THE INTEREST evinced at once in Rocky prompted Jay to expand fast with the aid of investors from Berkeley.
But his enterprise almost came a cropper at the outset. Flying home from New York, his plane hit a rough pocket that really jolted the passengers. Ward was stricken.
Since it appeared that he was suffering a heart attack the plane made an emergency landing in Salt Lake City. Physician there couldn't determine Jay's trouble but they didn't think it was his heart. He had difficulty breathing, feared he couldn’t take his next breath. He suffered claustrophobia. But, even though working at a slower pace, he met with nothing but success in his venture into animation.
Today Jay has completely recovered. Recently he drove his own car to Berkeley, from where he left his office manager, Dave Carr, on a fishing trip to the High Sierra.
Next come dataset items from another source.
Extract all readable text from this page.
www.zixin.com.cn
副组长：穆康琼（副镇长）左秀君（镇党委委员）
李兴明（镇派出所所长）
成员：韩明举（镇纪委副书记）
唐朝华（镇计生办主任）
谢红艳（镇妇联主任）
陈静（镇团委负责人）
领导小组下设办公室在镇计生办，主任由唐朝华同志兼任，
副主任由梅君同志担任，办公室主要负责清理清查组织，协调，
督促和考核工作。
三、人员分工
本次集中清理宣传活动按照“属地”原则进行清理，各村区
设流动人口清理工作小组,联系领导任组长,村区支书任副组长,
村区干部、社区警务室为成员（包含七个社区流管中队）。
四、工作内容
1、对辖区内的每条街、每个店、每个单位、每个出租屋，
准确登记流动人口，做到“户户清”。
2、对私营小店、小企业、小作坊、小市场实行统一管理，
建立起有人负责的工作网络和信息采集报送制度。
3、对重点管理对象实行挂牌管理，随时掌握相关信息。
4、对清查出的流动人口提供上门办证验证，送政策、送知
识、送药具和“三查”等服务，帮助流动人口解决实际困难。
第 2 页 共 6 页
"If that boy will just stick with me—and watch his weight—he'll go far," said Bullwinkle with a wink that TV watchers have come to love.
After The Bullwinkle Show premiered, Ward and Scott spent time ridiculing NBC’s apathy toward their series, worked on getting Hoppity Hooper and Fractured Flickers on the air (the latter in syndication). Oh, and there were nutty promotional events to grab more media attention.
Here we are, 60-plus years later, still laughing along with them.
Rocky and Bullwinkle never made it in prime time; ratings were never good. But like "Rocky Horror Picture Show," they've had an enduring afterlife that most Number 1 entertainments would envy. And unlike "Arrested Development," which tried to emulate its zaniness right down to the narration (Ron Howard was no William Conrad), "The Rocky Show" was as funny as it thought it was. "Hoppity Hooper," using the same formula, was less successful, and I've never been able to warm up to the late sixties bunch (George of the Jungle, Tom Slick, Super Chicken), although they have their fans.
ReplyDeleteYou can argue the point with NBC. https://archive.org/details/nbctradereleases1962nati/page/n123/mode/2up?q=%22bullwinkle+show%22+%22prime+time%22
DeleteIt was in the '70s with the "Prime Time Access" rule that prime-time was moved.